Instead of ignoring blockchain, financial organizations are scrambling to leverage it for their own benefit. I’ve talked about how it’s currently a horse race amongst some of the biggest banks on the planet, and today was no exception.
We learned of their latest attempt at breaking ground: a consortium of fifteen banks are working with The Depository Trust & Clearing Corporation (DTCC) to use a blockchain-based system for trading credit derivatives.
What we know is that DTCC is building a cloud-based distributed ledger, aimed specifically at its credit derivatives trade and information warehouse.
While 14 of the banks involved are unnamed, British multinational investment bank Barclays is known to be involved in the trial.
Lee Braine of Barclays was quoted saying, “We are pleased to be working with DTCC, our partners and colleagues on this exciting project to bring distributed ledger technology to life in a demonstrable way that will enhance efficiencies and lower costs and risks for the industry”
Here is what you need to know:
You probably haven’t heard of DTCC. It’s alright, neither have I. And yet, DTCC processed over $1.61 quadrillion in securities transactions in 2017.

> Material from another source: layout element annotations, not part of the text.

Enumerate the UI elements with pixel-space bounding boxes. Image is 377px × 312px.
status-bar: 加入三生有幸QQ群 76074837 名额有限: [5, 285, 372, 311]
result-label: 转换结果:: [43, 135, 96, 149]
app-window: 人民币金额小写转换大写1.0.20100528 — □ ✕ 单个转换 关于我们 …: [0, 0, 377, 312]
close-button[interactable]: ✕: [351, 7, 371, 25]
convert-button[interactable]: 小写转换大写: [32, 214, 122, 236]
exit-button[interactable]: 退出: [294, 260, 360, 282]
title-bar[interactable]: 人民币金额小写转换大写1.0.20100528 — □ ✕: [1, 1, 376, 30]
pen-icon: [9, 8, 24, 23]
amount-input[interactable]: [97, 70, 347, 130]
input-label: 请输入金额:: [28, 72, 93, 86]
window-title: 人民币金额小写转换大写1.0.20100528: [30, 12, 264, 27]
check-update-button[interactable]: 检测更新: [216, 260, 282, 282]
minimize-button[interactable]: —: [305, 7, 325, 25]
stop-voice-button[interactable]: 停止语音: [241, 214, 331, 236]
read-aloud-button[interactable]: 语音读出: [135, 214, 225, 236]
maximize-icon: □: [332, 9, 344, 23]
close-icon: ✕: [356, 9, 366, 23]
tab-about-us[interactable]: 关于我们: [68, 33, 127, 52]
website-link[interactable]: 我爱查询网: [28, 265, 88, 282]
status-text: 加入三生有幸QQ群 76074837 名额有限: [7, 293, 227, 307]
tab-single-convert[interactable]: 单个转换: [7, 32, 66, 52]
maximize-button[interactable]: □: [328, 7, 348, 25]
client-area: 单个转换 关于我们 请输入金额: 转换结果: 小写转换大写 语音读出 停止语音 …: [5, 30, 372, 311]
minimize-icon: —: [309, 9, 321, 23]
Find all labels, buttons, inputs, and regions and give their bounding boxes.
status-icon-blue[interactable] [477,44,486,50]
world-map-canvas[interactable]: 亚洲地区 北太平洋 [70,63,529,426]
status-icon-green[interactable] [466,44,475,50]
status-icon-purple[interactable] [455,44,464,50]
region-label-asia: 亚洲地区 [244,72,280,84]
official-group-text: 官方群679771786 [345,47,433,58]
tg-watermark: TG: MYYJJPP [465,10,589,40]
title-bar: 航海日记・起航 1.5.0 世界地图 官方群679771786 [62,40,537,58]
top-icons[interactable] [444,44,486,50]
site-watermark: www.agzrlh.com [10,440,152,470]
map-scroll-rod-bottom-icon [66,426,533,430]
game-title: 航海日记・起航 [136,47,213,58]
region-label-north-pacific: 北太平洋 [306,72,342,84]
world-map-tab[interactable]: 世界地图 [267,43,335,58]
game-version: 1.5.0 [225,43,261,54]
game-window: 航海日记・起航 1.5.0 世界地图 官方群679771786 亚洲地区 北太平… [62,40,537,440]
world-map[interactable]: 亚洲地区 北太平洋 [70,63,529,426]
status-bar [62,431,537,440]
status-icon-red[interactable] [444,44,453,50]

Think about the potential of disrupting even 1% of that figure. It’s certainly possible given the archaic infrastructure DTCC is using.
Even still, they process over 95% of all credit derivatives globally. They serve a the transaction and settlement point connecting hundreds of banks and financial organizations across the world.
But, as we know, any centralized conduit is ripe for disruption by a distributed ledger, especially one that is faster and more secure.
To their credit, DTCC have chosen to embrace blockchain as a nascent technology instead of ignoring it.
However, they are simply trying to replicate their existing warehouse model on a blockchain. It’s the same uphill battle we’ve seen play out over and over this decade: newer technology moves faster than old methods trying to adapt. Why was Amazon able to completely demolish the brick and mortar retail industry? Because they didn’t have to try and retrofit an existing solution or method. They simply needed to improve upon it.
So, when it comes to what DTCC is doing, they are ripe for disruption because they simply are approaching this from a corporate perspective: lower costs by retrofitting the current system instead of building from the ground up.
This represents a huge opportunity for the entrepreneur able to challenge the DTCC’s monopoly. We’re still years away from any serious contender, but nonetheless the fight is very real.
What excites me the most is that this is just one industry of many that blockchain is suitable for and disruptive of.
I hope your seatbelts are fastened. We’re in for a big decade ahead.